Ad ogni modo, due giorni fa, in quell’edificio che fu poi trasformato nel carcere funzionante sino a pochi anni fa e che Oristano ha ospitato per tre secoli, c’è stato un sopralluogo al quale hanno partecipato anche gli assessori comunali alla Cultura e all’Urbanistica, Massimiliano Sanna e Federica Pinna. Assieme a loro c’erano alcuni responsabili del Demanio, attuale proprietario della struttura che ancora non ha deciso che farne. Dalla passeggiata tra le stanze della vecchia reggia sembra che non siano arrivate notizie del tutto positive per il Comune al quale è stato proposto un accordo al ribasso rispetto alle pretese dell’ultimo decennio e rispetto al lavoro politico portato avanti.

Nel conto vanno messe le mediazioni intraprese dalla precedente giunta comunale, quelle dell’attuale e quelle dell’ex parlamentare Caterina Pes. E non va certo messa in secondo piano la mozione presentata dall’ex consigliere comunale, Marco Piras, con la quale nel 2016 si chiedeva l’impegno dell’amministrazione affinché la reggia giudicale tornasse in possesso dell’amministrazione. Il Consiglio votò compatto a favore e a dire sì furono anche l’attuale sindaco Andrea Lutzu e l’attuale assessore Massimiliano Sanna, il quale comunque ribadisce: «Nulla è ancora deciso, il Demanio deve ancora valutare se ci siano le condizioni per un trasferimento di uffici pubblici».
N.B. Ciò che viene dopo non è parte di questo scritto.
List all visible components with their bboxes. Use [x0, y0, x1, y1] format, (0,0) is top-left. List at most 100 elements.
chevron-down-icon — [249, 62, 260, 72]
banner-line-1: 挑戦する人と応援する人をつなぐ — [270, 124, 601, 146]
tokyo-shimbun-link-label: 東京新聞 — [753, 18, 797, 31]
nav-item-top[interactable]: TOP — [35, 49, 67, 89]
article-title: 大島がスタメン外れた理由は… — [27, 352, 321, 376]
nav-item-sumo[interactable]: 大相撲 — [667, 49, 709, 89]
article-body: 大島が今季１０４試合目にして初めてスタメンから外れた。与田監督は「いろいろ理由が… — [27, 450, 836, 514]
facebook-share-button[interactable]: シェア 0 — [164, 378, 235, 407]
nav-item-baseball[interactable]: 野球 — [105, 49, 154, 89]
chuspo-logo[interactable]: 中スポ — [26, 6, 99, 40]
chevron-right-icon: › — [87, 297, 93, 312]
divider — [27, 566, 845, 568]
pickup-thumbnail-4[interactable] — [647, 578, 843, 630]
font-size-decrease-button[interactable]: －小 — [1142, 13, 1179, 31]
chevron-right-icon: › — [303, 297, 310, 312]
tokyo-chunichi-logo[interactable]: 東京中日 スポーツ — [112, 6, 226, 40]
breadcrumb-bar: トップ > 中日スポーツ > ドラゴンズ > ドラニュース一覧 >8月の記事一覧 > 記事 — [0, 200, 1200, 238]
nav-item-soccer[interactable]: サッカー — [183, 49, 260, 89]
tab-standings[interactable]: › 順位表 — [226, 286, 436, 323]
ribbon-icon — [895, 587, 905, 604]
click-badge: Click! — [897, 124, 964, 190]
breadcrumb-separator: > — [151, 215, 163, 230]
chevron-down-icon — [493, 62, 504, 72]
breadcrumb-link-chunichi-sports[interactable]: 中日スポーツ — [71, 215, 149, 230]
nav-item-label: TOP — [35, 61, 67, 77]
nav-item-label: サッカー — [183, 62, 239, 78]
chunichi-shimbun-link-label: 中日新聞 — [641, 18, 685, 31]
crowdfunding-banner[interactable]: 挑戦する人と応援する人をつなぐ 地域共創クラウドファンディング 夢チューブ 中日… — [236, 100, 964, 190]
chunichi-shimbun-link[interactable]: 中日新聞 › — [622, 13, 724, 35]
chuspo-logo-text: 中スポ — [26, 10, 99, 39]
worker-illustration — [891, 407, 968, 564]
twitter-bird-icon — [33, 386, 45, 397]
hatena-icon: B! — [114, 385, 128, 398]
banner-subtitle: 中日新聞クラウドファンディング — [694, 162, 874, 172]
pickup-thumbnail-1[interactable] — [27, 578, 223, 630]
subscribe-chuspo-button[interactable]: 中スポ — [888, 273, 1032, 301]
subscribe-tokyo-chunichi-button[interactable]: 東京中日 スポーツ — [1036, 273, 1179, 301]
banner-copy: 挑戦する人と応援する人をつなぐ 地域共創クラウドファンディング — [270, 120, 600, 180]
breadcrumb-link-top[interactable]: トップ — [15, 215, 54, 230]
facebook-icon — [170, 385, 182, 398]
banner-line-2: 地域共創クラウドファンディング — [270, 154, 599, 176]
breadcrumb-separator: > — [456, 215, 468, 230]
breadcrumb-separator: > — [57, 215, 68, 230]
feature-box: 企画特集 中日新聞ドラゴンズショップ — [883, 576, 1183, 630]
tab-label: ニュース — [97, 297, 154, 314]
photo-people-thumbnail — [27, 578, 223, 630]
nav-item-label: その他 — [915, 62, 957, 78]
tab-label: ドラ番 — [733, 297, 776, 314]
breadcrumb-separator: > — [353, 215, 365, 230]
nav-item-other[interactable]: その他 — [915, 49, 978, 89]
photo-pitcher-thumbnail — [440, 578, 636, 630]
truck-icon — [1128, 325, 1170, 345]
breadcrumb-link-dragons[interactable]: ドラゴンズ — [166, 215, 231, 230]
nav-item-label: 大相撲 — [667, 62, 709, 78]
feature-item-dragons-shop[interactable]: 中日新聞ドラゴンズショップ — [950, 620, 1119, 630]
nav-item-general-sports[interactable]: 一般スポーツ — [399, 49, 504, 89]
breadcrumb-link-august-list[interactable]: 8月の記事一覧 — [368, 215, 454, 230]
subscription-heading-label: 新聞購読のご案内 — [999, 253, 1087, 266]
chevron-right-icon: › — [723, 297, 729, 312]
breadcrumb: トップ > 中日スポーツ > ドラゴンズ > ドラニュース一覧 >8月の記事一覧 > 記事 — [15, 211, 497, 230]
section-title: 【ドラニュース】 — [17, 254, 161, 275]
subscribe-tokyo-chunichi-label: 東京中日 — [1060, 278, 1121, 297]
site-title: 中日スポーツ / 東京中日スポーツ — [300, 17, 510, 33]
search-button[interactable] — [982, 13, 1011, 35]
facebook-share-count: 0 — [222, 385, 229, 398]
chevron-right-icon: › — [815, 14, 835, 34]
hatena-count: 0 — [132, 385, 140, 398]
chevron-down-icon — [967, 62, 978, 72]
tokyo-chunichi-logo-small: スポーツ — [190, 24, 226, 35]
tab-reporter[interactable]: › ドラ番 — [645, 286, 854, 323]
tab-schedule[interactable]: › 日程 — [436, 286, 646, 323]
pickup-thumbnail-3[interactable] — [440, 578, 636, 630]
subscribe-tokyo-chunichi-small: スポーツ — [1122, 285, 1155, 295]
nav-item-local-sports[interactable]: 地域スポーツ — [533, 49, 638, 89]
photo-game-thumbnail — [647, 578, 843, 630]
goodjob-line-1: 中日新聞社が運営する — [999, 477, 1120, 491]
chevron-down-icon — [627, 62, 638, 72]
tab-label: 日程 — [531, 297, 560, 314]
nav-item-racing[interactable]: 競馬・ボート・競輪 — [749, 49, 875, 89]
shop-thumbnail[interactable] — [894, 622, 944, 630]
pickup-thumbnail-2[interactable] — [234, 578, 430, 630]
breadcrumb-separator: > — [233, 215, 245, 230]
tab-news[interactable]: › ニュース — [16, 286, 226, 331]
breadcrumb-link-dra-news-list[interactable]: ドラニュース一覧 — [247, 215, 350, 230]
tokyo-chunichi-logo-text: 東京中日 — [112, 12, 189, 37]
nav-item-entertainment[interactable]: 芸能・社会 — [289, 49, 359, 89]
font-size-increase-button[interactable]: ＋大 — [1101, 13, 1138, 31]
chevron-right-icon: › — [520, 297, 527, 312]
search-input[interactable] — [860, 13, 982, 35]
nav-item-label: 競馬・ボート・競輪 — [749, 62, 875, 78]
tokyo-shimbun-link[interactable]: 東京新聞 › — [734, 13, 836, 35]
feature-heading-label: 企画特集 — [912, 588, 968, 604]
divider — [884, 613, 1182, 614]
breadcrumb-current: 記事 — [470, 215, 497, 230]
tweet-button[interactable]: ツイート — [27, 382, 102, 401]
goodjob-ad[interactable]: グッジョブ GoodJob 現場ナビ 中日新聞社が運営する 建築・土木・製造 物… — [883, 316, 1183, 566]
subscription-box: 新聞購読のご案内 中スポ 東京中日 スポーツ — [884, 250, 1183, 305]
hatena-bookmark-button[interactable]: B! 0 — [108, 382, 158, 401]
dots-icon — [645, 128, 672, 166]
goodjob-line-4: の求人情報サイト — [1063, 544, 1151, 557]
Che non sarebbe stato semplice riprendersi per intero la residenza degli Arborea era a tutti chiaro, visto che lo stesso Demanio ha su di essa ben altre mire e ipotizza un futuro fatto di uffici in cui sistemare dipendenti, scrivanie e computer. Il Comune, proprio votando la mozione e avviando numerose interlocuzioni con i vertici nazionali del Demanio, aveva altre idee: storia, cultura, identità, turismo. Per questo aveva manifestato l’intenzione di acquisire il bene affinché entrasse a far parte del proprio patrimonio architettonico di alto valore culturale. Del resto quello era il palazzo dei signori di Oristano, il luogo in cui si consolidò quel potere “principesco” medievale sotto il cui vessillo la Sardegna arrivò a un passo dall’unificazione e dall’indipendenza.
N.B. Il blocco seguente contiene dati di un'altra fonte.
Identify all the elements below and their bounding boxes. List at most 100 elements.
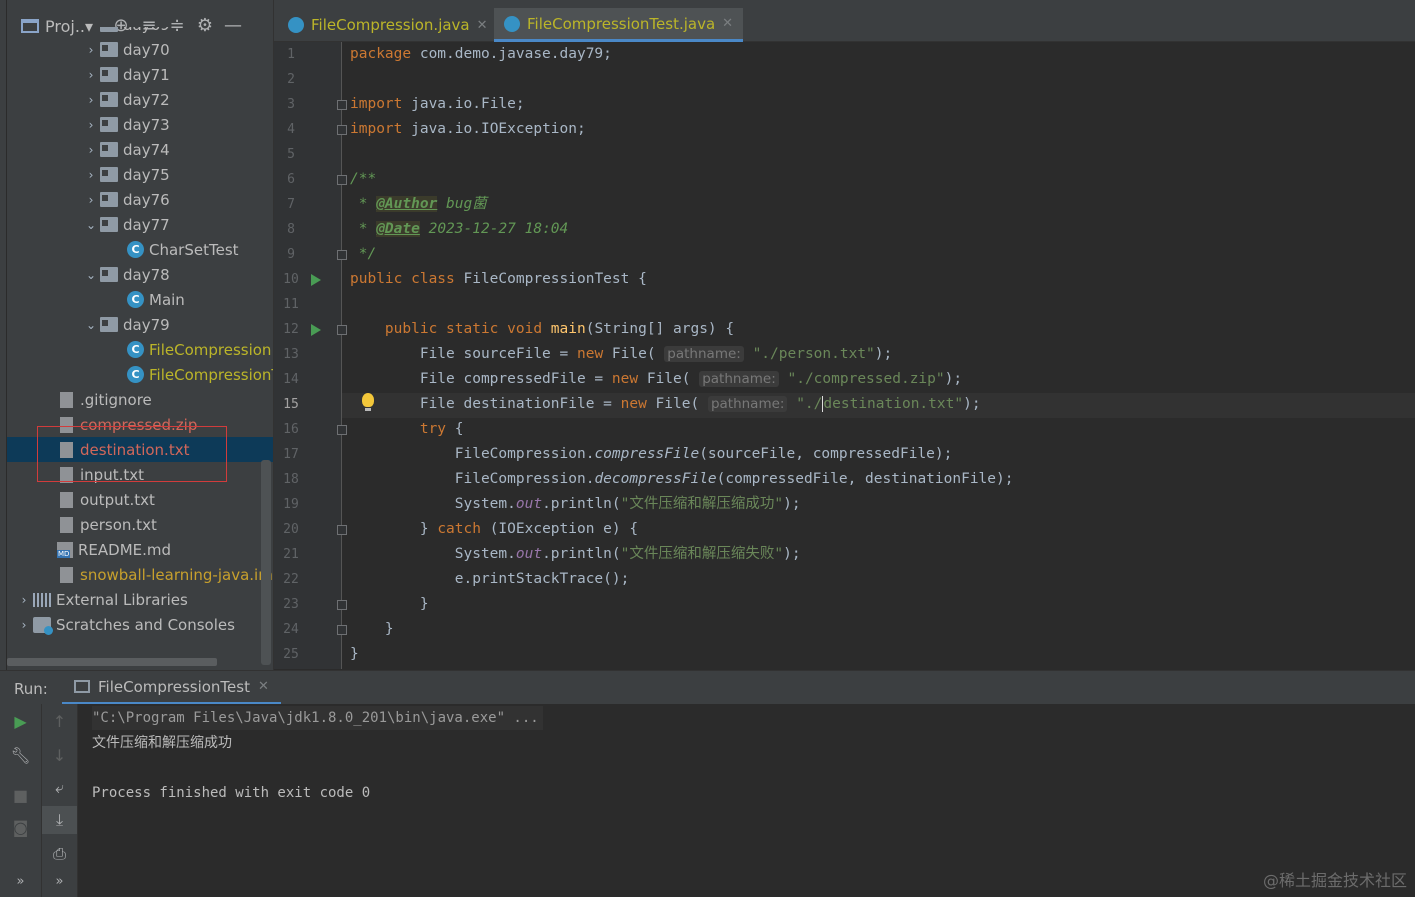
fold-icon[interactable] (337, 175, 347, 185)
more-icon[interactable]: » (0, 868, 41, 896)
run-gutter-icon[interactable] (311, 324, 321, 336)
tree-item[interactable]: › day73 (7, 112, 273, 137)
code-line: * @Date 2023-12-27 18:04 (350, 221, 569, 237)
java-class-icon: C (127, 241, 144, 258)
tree-item-label: day75 (123, 165, 170, 184)
tree-item-label: Main (149, 290, 185, 309)
tree-item[interactable]: ⌄ day77 (7, 212, 273, 237)
tree-item[interactable]: README.md (7, 537, 273, 562)
folder-icon (100, 217, 118, 232)
run-gutter-icon[interactable] (311, 274, 321, 286)
folder-icon (100, 27, 118, 32)
tree-item[interactable]: › day69 (7, 27, 273, 37)
fold-icon[interactable] (337, 600, 347, 610)
tree-item[interactable]: person.txt (7, 512, 273, 537)
fold-icon[interactable] (337, 325, 347, 335)
tree-item-label: day69 (123, 27, 170, 34)
code-editor[interactable]: 1 2 3 4 5 6 7 8 9 10 11 12 13 14 15 16 17 18 19 20 21 22 23 24 2… (274, 42, 1415, 669)
tree-item[interactable]: C FileCompressionT (7, 362, 273, 387)
code-line: public class FileCompressionTest { (350, 271, 647, 287)
code-line: } (350, 646, 359, 662)
arrow-up-icon[interactable]: ↑ (42, 708, 77, 736)
tree-item[interactable]: C Main (7, 287, 273, 312)
chevron-right-icon[interactable]: › (82, 68, 100, 82)
tree-item[interactable]: ⌄ day78 (7, 262, 273, 287)
rerun-icon[interactable]: ▶ (0, 708, 41, 736)
line-number: 14 (283, 372, 299, 387)
fold-icon[interactable] (337, 100, 347, 110)
line-number: 10 (283, 272, 299, 287)
chevron-right-icon[interactable]: › (82, 93, 100, 107)
tab-file-compression-test[interactable]: FileCompressionTest.java ✕ (494, 8, 744, 42)
arrow-down-icon[interactable]: ↓ (42, 742, 77, 770)
folder-icon (100, 42, 118, 57)
fold-icon[interactable] (337, 625, 347, 635)
code-line: try { (419, 421, 464, 437)
tree-item[interactable]: C FileCompression (7, 337, 273, 362)
code-line: public static void main(String[] args) { (384, 321, 735, 337)
tree-item[interactable]: › day74 (7, 137, 273, 162)
tree-item[interactable]: output.txt (7, 487, 273, 512)
close-icon[interactable]: ✕ (258, 679, 269, 694)
tree-item-label: day70 (123, 40, 170, 59)
run-config-tab[interactable]: FileCompressionTest ✕ (62, 671, 281, 705)
tree-item[interactable]: › day70 (7, 37, 273, 62)
tree-item[interactable]: › day71 (7, 62, 273, 87)
chevron-down-icon[interactable]: ⌄ (82, 268, 100, 282)
tree-item-label: person.txt (80, 515, 157, 534)
code-line: FileCompression.compressFile(sourceFile,… (350, 446, 953, 462)
close-icon[interactable]: ✕ (477, 18, 488, 33)
console-output[interactable]: "C:\Program Files\Java\jdk1.8.0_201\bin\… (78, 704, 1415, 897)
stop-icon[interactable]: ■ (0, 782, 41, 810)
tree-item[interactable]: .gitignore (7, 387, 273, 412)
tree-item-label: .gitignore (80, 390, 152, 409)
markdown-file-icon (57, 541, 73, 558)
folder-icon (100, 317, 118, 332)
tree-item-label: day73 (123, 115, 170, 134)
fold-icon[interactable] (337, 525, 347, 535)
tree-item[interactable]: snowball-learning-java.iml (7, 562, 273, 587)
chevron-right-icon[interactable]: › (82, 118, 100, 132)
soft-wrap-icon[interactable]: ⤶ (42, 774, 77, 802)
horizontal-scrollbar[interactable] (7, 658, 217, 666)
file-icon (60, 516, 73, 533)
tree-item[interactable]: ⌄ day79 (7, 312, 273, 337)
fold-icon[interactable] (337, 250, 347, 260)
line-number: 8 (287, 222, 295, 237)
tree-item[interactable]: › day76 (7, 187, 273, 212)
close-icon[interactable]: ✕ (722, 16, 733, 31)
tree-item[interactable]: › Scratches and Consoles (7, 612, 273, 637)
vertical-scrollbar[interactable] (261, 460, 271, 665)
chevron-down-icon[interactable]: ⌄ (82, 218, 100, 232)
line-number: 6 (287, 172, 295, 187)
chevron-right-icon[interactable]: › (82, 27, 100, 32)
camera-icon[interactable]: ◙ (0, 814, 41, 842)
chevron-right-icon[interactable]: › (82, 143, 100, 157)
tree-item-label: day78 (123, 265, 170, 284)
more-icon[interactable]: » (42, 868, 77, 896)
tree-item[interactable]: C CharSetTest (7, 237, 273, 262)
chevron-down-icon[interactable]: ⌄ (82, 318, 100, 332)
chevron-right-icon[interactable]: › (15, 618, 33, 632)
code-line: package com.demo.javase.day79; (350, 46, 612, 62)
tree-item[interactable]: › day75 (7, 162, 273, 187)
chevron-right-icon[interactable]: › (82, 43, 100, 57)
print-icon[interactable]: ⎙ (42, 840, 77, 868)
fold-icon[interactable] (337, 425, 347, 435)
chevron-right-icon[interactable]: › (15, 593, 33, 607)
wrench-icon[interactable]: 🔧︎ (0, 742, 41, 770)
line-number: 19 (283, 497, 299, 512)
line-number: 9 (287, 247, 295, 262)
chevron-right-icon[interactable]: › (82, 168, 100, 182)
chevron-right-icon[interactable]: › (82, 193, 100, 207)
line-number: 25 (283, 647, 299, 662)
line-number: 18 (283, 472, 299, 487)
tree-item[interactable]: › External Libraries (7, 587, 273, 612)
folder-icon (100, 92, 118, 107)
console-line: "C:\Program Files\Java\jdk1.8.0_201\bin\… (92, 706, 543, 730)
tab-file-compression[interactable]: FileCompression.java ✕ (278, 8, 498, 42)
fold-icon[interactable] (337, 125, 347, 135)
tree-item[interactable]: › day72 (7, 87, 273, 112)
line-number: 24 (283, 622, 299, 637)
scroll-to-end-icon[interactable]: ⤓ (42, 806, 77, 834)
Prima che diventasse carcere sotto i Savoia, fu la residenza del marchese d’Oristano, interfaccia del potere della monarchia spagnola che aveva esteso il suo dominio sull’isola. Poi arrivarono le sbarre e i detenuti sino all’addio di qualche anno fa con il trasferimento dei carcerati verso Massama. È stato in quel momento che Oristano ha pensato che ci fosse spazio per riprendersi il suo palazzo, ritenendo che da esso si dovesse partire per ricostruire il passato medievale. È pur vero che di originale al suo interno, dopo le trasformazioni, è rimasto poco, ma almeno il valore simbolico non è mai stato messo in discussione.
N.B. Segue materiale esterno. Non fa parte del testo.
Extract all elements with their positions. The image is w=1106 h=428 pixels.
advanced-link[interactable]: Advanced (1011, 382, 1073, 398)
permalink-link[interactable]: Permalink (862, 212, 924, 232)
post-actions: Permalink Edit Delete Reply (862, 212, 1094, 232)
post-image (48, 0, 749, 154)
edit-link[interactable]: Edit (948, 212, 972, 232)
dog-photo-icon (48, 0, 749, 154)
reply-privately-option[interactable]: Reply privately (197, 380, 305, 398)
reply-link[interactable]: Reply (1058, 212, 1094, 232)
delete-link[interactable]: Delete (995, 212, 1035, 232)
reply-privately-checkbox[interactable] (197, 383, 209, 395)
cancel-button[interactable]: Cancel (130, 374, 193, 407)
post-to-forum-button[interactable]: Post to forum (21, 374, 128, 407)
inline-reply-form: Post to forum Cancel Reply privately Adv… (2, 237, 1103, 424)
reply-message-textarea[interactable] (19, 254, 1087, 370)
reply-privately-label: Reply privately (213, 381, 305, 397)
Anzi, proprio negli ultimi anni, è nata anche l’associazione “Oristano nascosta” che, dopo la riscoperta delle gallerie sotterranee che percorrono alcune direttrici e che probabilmente partono proprio dalla residenza degli Arborea, aveva iniziato la sua opera di pressione nei confronti del Comune affinché l’impegno a far venire alla luce la città di seicento anni fa, non fosse solo uno slogan. Ora però la prospettiva di un accordo monco, l’incertezza che ancora regna, la questione economica sempre sul tavolo e la paura di avere una reggia dimezzata cambiano l’orizzonte.